Cinq ans après son premier single « Reflection », la patience de McNamara continue de lui être très utile. Au fil de deux EP, « Moments » (2021) et « God Help Me Now » (2024), son indie-pop a continuellement pris son envol et s'est effilochée, se transformant en un son à la même table que Nieve Ella et Holly Humberstone. Il y a aussi des allusions aux guitares sages et errantes de The War On Drugs, qui apparaissent dans son prochain premier album « At Home In My Mind », une collection magistrale où McNamara prend le contrôle de ses capacités à la fois d'auteur-compositeur magique et de conteuse convaincante.

Pendant que la pluie de décembre s'abat sur Halifax, nous passons une heure avec McNamara à domicile. A côté se trouve The Piece Hall, la superbe salle extérieure de la ville d'une capacité de 5 500 places où elle a vu Boygenius et soutenu Embrace, le groupe lancé par son père Richard et son oncle Danny. Ses parents ont divorcé il y a 10 ans et elle vit avec sa mère depuis cinq ans, travaillant comme barista, femme de ménage et jardinière – pour n'en nommer que quelques-uns – tout en poursuivant inlassablement une carrière dans la musique.

«Je ferais le ménage dans une maison et j'écrirais une chanson en même temps», réfléchit-elle. « La musique est littéralement la seule chose à laquelle je pouvais penser. Je préparais des sandwichs ou je prenais des pintes en pensant : 'Un jour, ça ne sera plus une chose.' C'est une chose maintenant, et c'est aussi bien. Les gens que vous rencontrez, les histoires que vous entendez : vous ne pouvez pas vraiment être écrivain sans vivre ces expériences.

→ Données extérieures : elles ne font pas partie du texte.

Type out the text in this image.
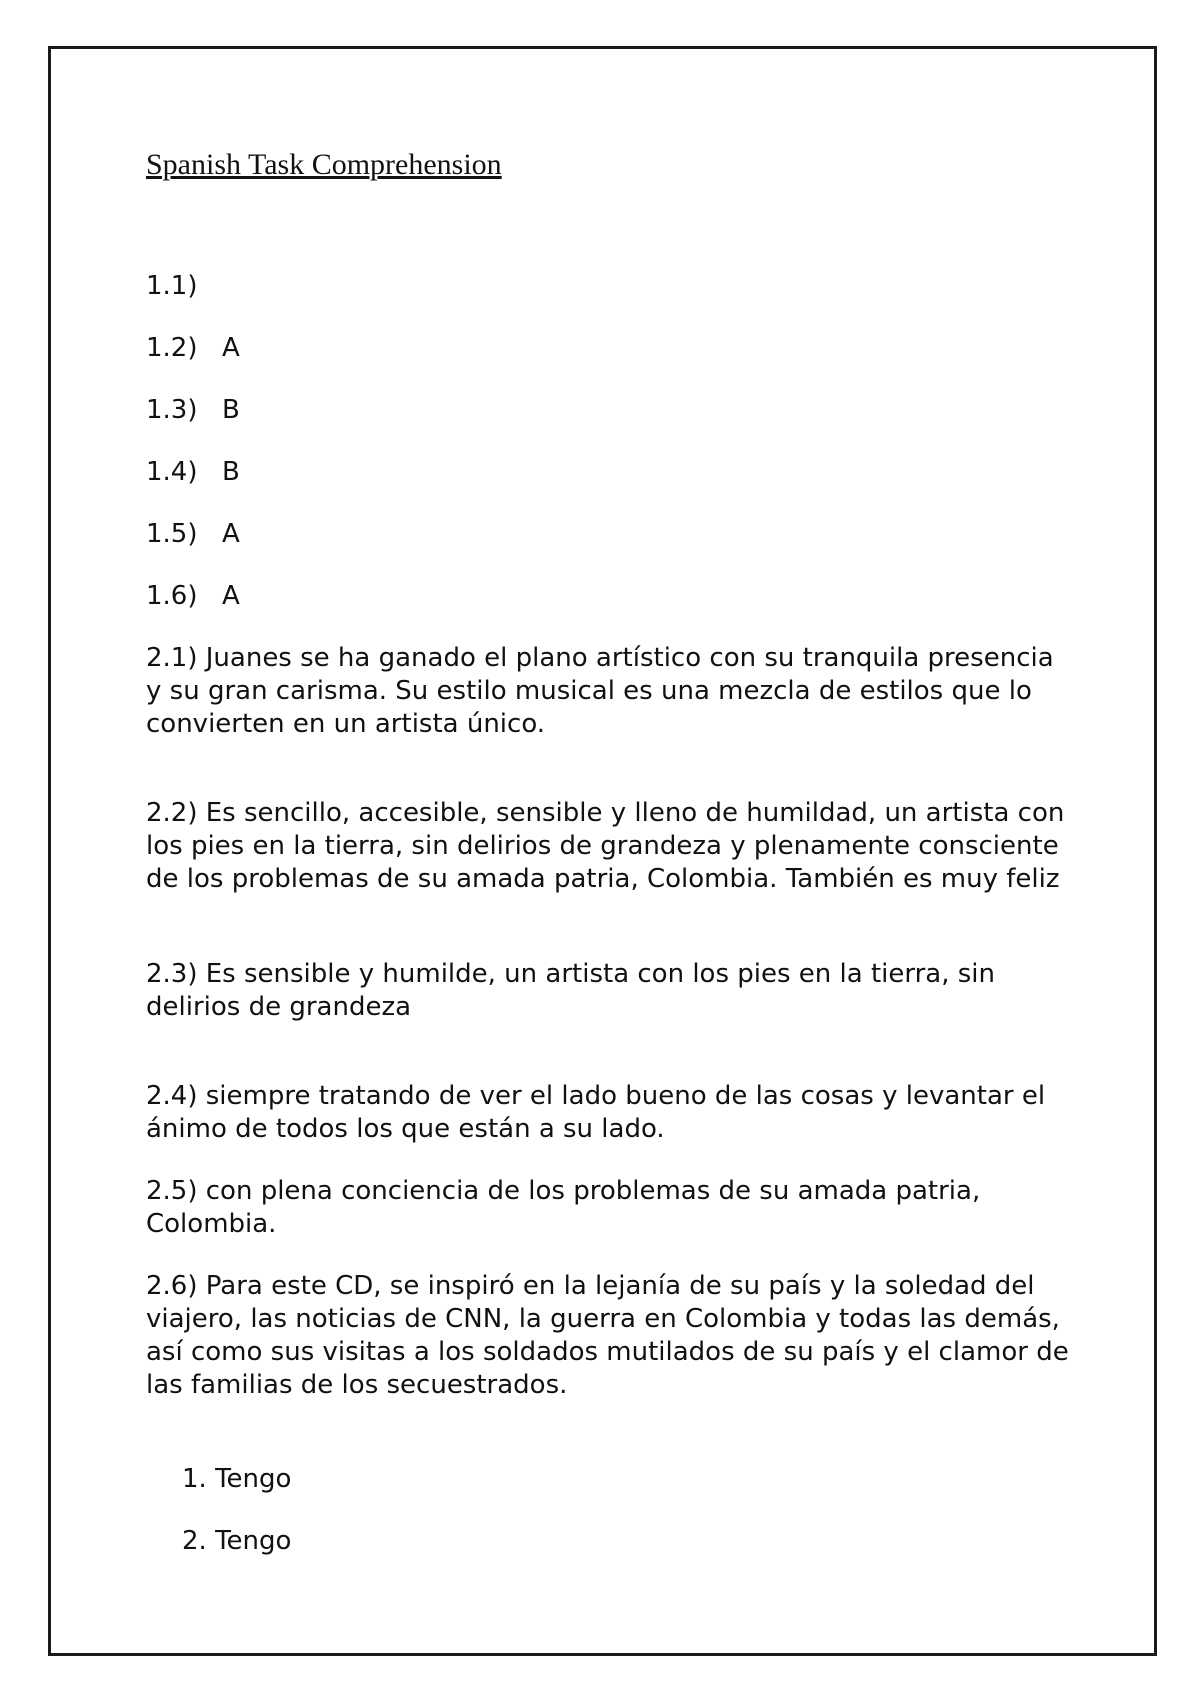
Spanish Task Comprehension
1.1)
1.2) A
1.3) B
1.4) B
1.5) A
1.6) A
2.1) Juanes se ha ganado el plano artístico con su tranquila presencia y su gran carisma. Su estilo musical es una mezcla de estilos que lo convierten en un artista único.
2.2) Es sencillo, accesible, sensible y lleno de humildad, un artista con los pies en la tierra, sin delirios de grandeza y plenamente consciente de los problemas de su amada patria, Colombia. También es muy feliz
2.3) Es sensible y humilde, un artista con los pies en la tierra, sin delirios de grandeza
2.4) siempre tratando de ver el lado bueno de las cosas y levantar el ánimo de todos los que están a su lado.
2.5) con plena conciencia de los problemas de su amada patria, Colombia.
2.6) Para este CD, se inspiró en la lejanía de su país y la soledad del viajero, las noticias de CNN, la guerra en Colombia y todas las demás, así como sus visitas a los soldados mutilados de su país y el clamor de las familias de los secuestrados.
1. Tengo
2. Tengo
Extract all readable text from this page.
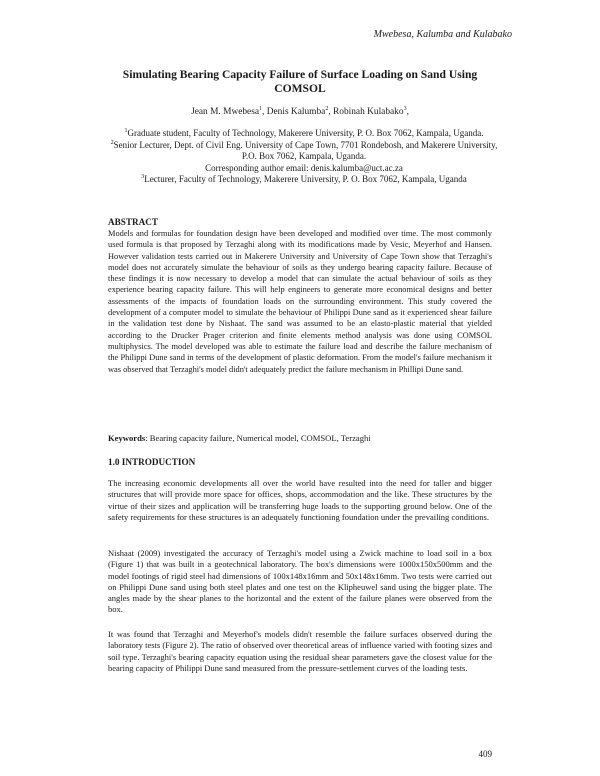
Mwebesa, Kalumba and Kulabako
Simulating Bearing Capacity Failure of Surface Loading on Sand Using COMSOL
Jean M. Mwebesa$^1$, Denis Kalumba$^2$, Robinah Kulabako$^3$,
$^1$Graduate student, Faculty of Technology, Makerere University, P. O. Box 7062, Kampala, Uganda.
$^2$Senior Lecturer, Dept. of Civil Eng. University of Cape Town, 7701 Rondebosh, and Makerere University, P.O. Box 7062, Kampala, Uganda.
Corresponding author email: denis.kalumba@uct.ac.za
$^3$Lecturer, Faculty of Technology, Makerere University, P. O. Box 7062, Kampala, Uganda
ABSTRACT
Models and formulas for foundation design have been developed and modified over time. The most commonly used formula is that proposed by Terzaghi along with its modifications made by Vesic, Meyerhof and Hansen. However validation tests carried out in Makerere University and University of Cape Town show that Terzaghi's model does not accurately simulate the behaviour of soils as they undergo bearing capacity failure. Because of these findings it is now necessary to develop a model that can simulate the actual behaviour of soils as they experience bearing capacity failure. This will help engineers to generate more economical designs and better assessments of the impacts of foundation loads on the surrounding environment. This study covered the development of a computer model to simulate the behaviour of Philippi Dune sand as it experienced shear failure in the validation test done by Nishaat. The sand was assumed to be an elasto-plastic material that yielded according to the Drucker Prager criterion and finite elements method analysis was done using COMSOL multiphysics. The model developed was able to estimate the failure load and describe the failure mechanism of the Philippi Dune sand in terms of the development of plastic deformation. From the model's failure mechanism it was observed that Terzaghi's model didn't adequately predict the failure mechanism in Phillipi Dune sand.
Keywords: Bearing capacity failure, Numerical model, COMSOL, Terzaghi
1.0 INTRODUCTION
The increasing economic developments all over the world have resulted into the need for taller and bigger structures that will provide more space for offices, shops, accommodation and the like. These structures by the virtue of their sizes and application will be transferring huge loads to the supporting ground below. One of the safety requirements for these structures is an adequately functioning foundation under the prevailing conditions.
Nishaat (2009) investigated the accuracy of Terzaghi's model using a Zwick machine to load soil in a box (Figure 1) that was built in a geotechnical laboratory. The box's dimensions were 1000x150x500mm and the model footings of rigid steel had dimensions of 100x148x16mm and 50x148x16mm. Two tests were carried out on Philippi Dune sand using both steel plates and one test on the Klipheuwel sand using the bigger plate. The angles made by the shear planes to the horizontal and the extent of the failure planes were observed from the box.
It was found that Terzaghi and Meyerhof's models didn't resemble the failure surfaces observed during the laboratory tests (Figure 2). The ratio of observed over theoretical areas of influence varied with footing sizes and soil type. Terzaghi's bearing capacity equation using the residual shear parameters gave the closest value for the bearing capacity of Philippi Dune sand measured from the pressure-settlement curves of the loading tests.
409
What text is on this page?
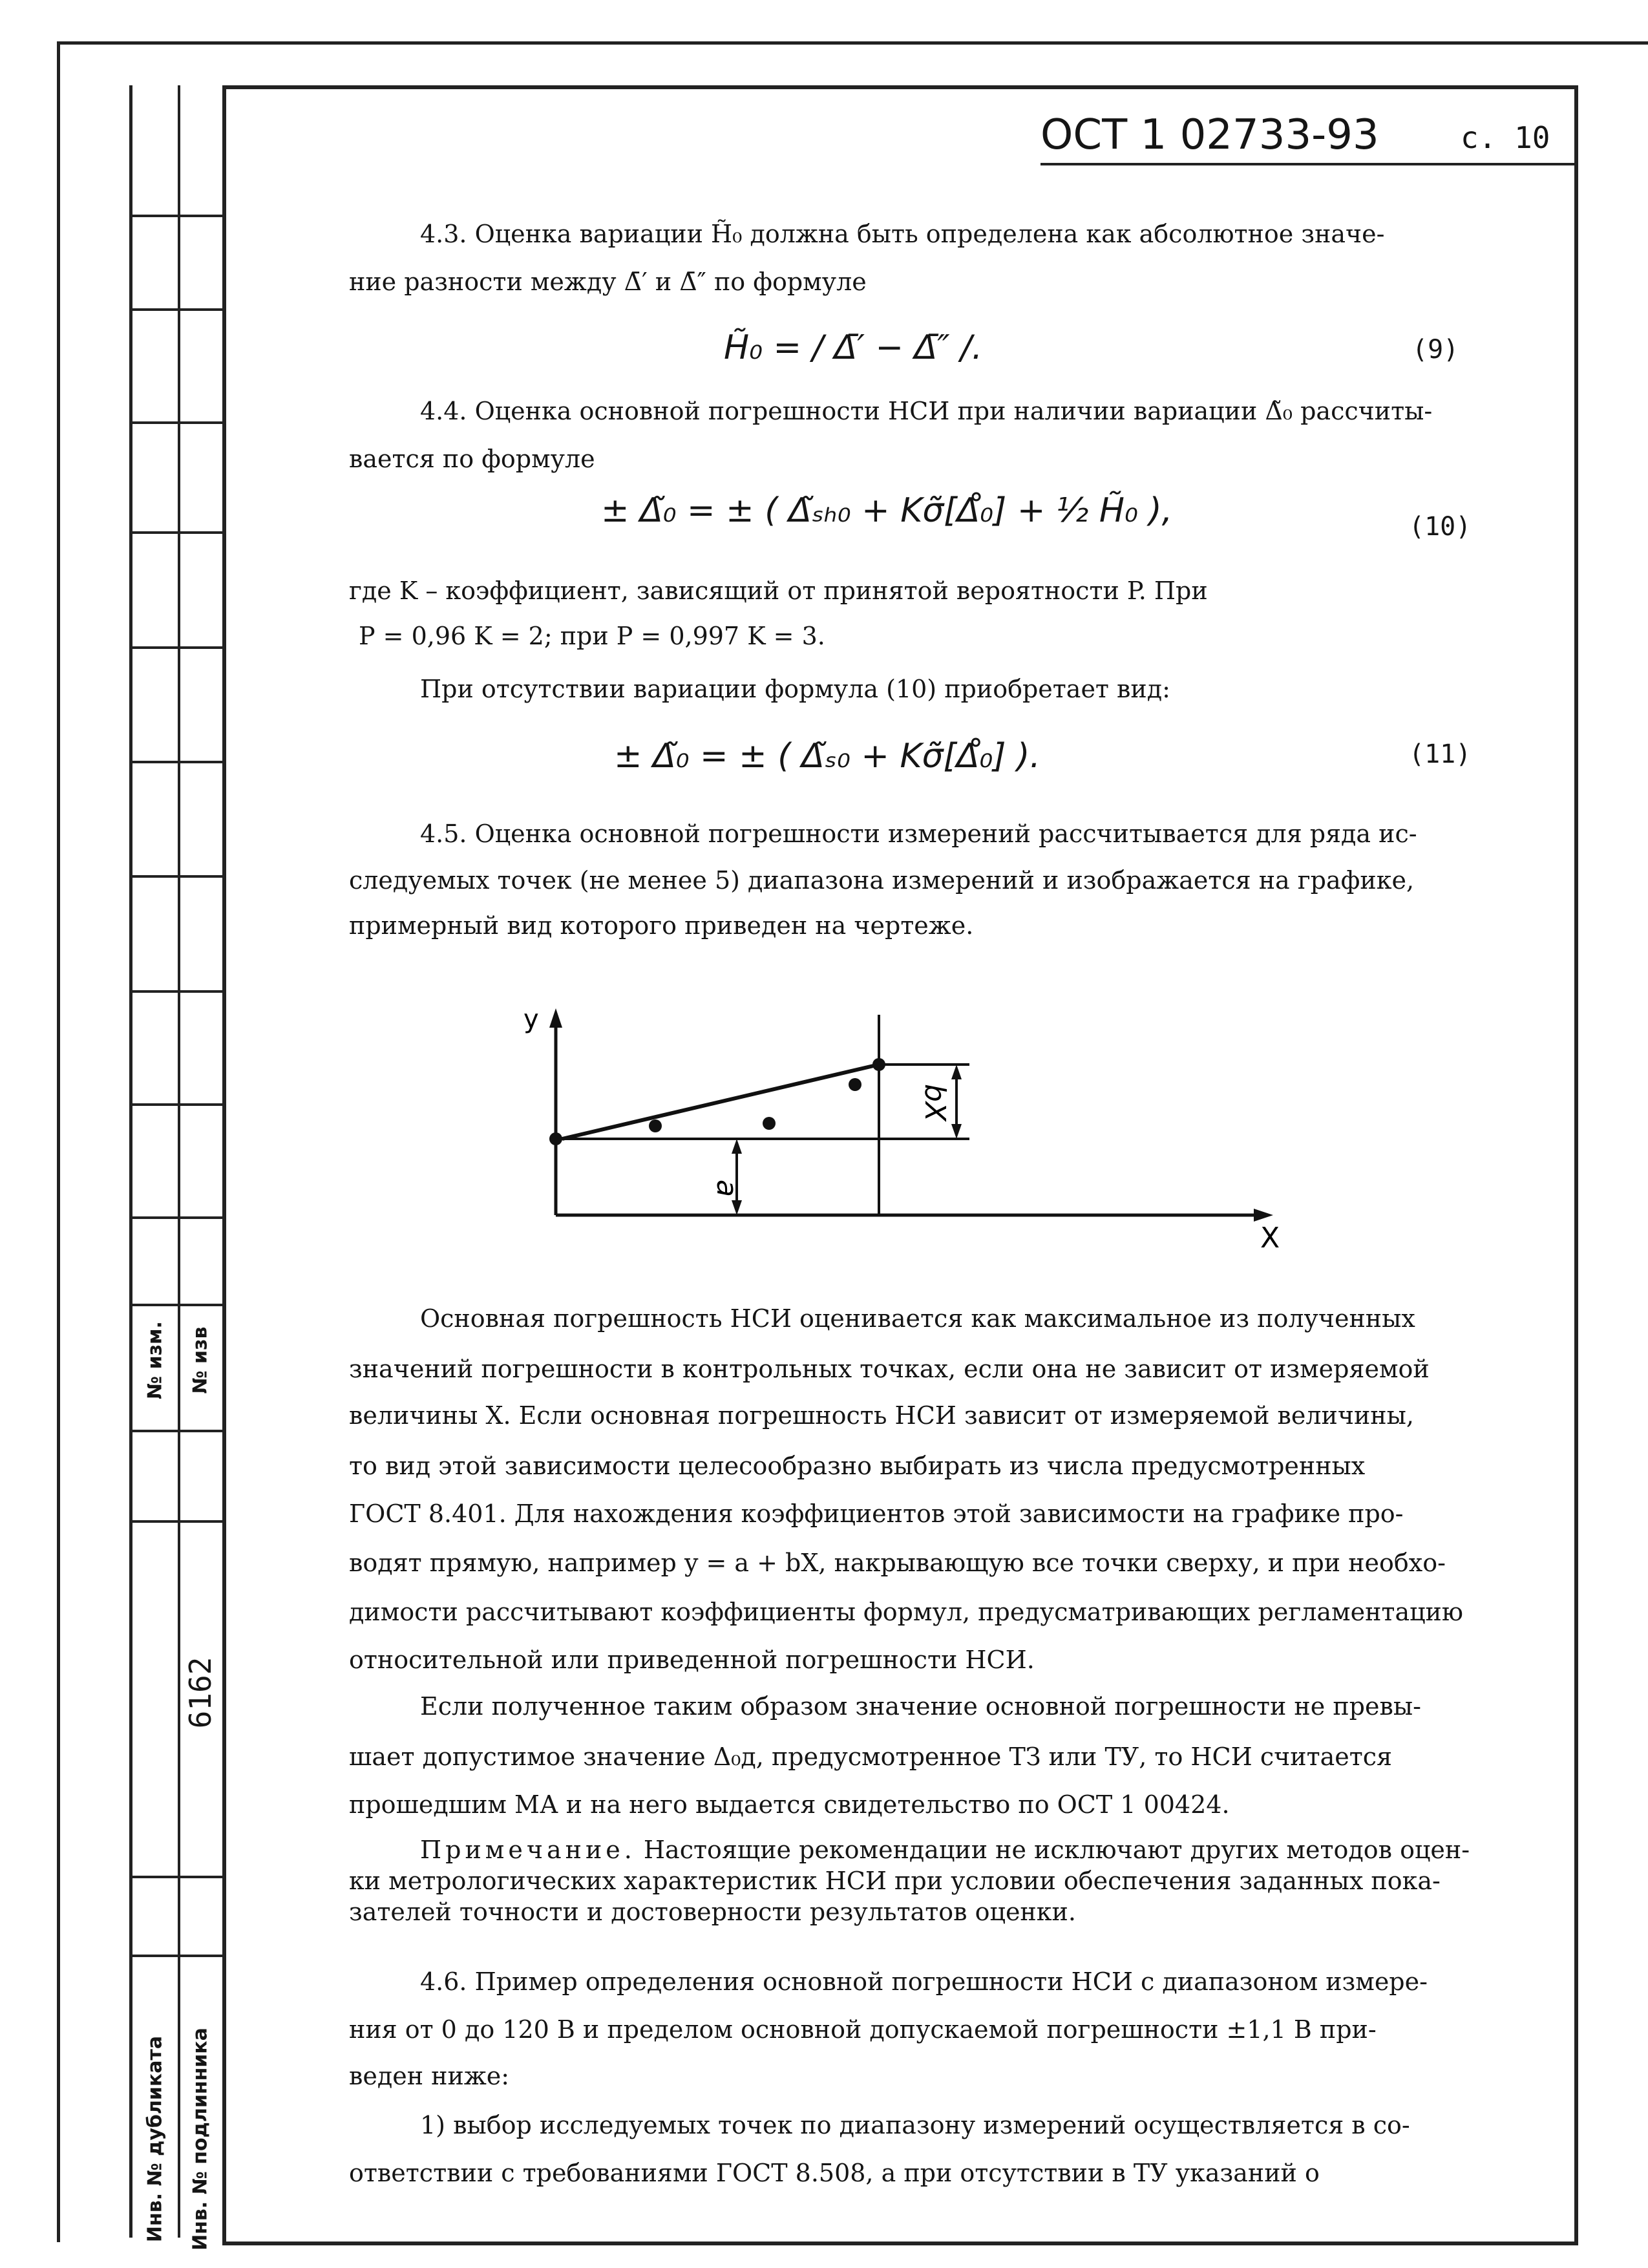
№ изм. № изв
6162
Инв. № дубликата Инв. № подлинника
ОСТ 1 02733-93	с. 10
4.3. Оценка вариации H̃₀ должна быть определена как абсолютное значе-
ние разности между Δ̄′ и Δ̄″ по формуле
H̃₀ = / Δ̄′ − Δ̄″ /.	(9)
4.4. Оценка основной погрешности НСИ при наличии вариации Δ̃₀ рассчиты-
вается по формуле
± Δ̃₀ = ± ( Δ̃ₛₕ₀ + Kσ̃[Δ̊₀] + ½ H̃₀ ),	(10)
где K – коэффициент, зависящий от принятой вероятности P. При
P = 0,96 K = 2; при P = 0,997 K = 3.
При отсутствии вариации формула (10) приобретает вид:
± Δ̃₀ = ± ( Δ̃ₛ₀ + Kσ̃[Δ̊₀] ).	(11)
4.5. Оценка основной погрешности измерений рассчитывается для ряда ис-
следуемых точек (не менее 5) диапазона измерений и изображается на графике,
примерный вид которого приведен на чертеже.
y
X
a
bX
Основная погрешность НСИ оценивается как максимальное из полученных
значений погрешности в контрольных точках, если она не зависит от измеряемой
величины X. Если основная погрешность НСИ зависит от измеряемой величины,
то вид этой зависимости целесообразно выбирать из числа предусмотренных
ГОСТ 8.401. Для нахождения коэффициентов этой зависимости на графике про-
водят прямую, например y = a + bX, накрывающую все точки сверху, и при необхо-
димости рассчитывают коэффициенты формул, предусматривающих регламентацию
относительной или приведенной погрешности НСИ.
Если полученное таким образом значение основной погрешности не превы-
шает допустимое значение Δ₀д, предусмотренное ТЗ или ТУ, то НСИ считается
прошедшим МА и на него выдается свидетельство по ОСТ 1 00424.
Примечание. Настоящие рекомендации не исключают других методов оцен-
ки метрологических характеристик НСИ при условии обеспечения заданных пока-
зателей точности и достоверности результатов оценки.
4.6. Пример определения основной погрешности НСИ с диапазоном измере-
ния от 0 до 120 В и пределом основной допускаемой погрешности ±1,1 В при-
веден ниже:
1) выбор исследуемых точек по диапазону измерений осуществляется в со-
ответствии с требованиями ГОСТ 8.508, а при отсутствии в ТУ указаний о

Du côté irlandais de son père, 30 des cousins ​​de son propre père sont musiciens. « Il y a définitivement quelque chose dans le sang qui a besoin de chanter », reconnaît-elle. Néanmoins, les coups de guitare Britpop de son père sont autant d'inspiration que la carrière de sa mère en tant que professeur d'art. « Ma mère est une touche-à-tout », rayonne-t-elle. « Elle organise ces soirées de pleine conscience créative, une fois par mois, où les gens peuvent passer une soirée sans alcool… être dans l'instant présent, se connecter et se faire des amis. »

Inconsciemment, l'esprit de ces soirées de pleine conscience se reflète dans la propre communauté de fans de McNamara, un compte Instagram privé nommé @theellurclub. Elle l'a utilisé pour inviter 10 abonnés à jouer dans son clip « The Wheel ». Autrefois superfan elle-même, obsédée par The 1975 et achetant des affiches Skrillex chez HMV, elle souhaite créer une atmosphère centrée sur la connexion humaine et la détente.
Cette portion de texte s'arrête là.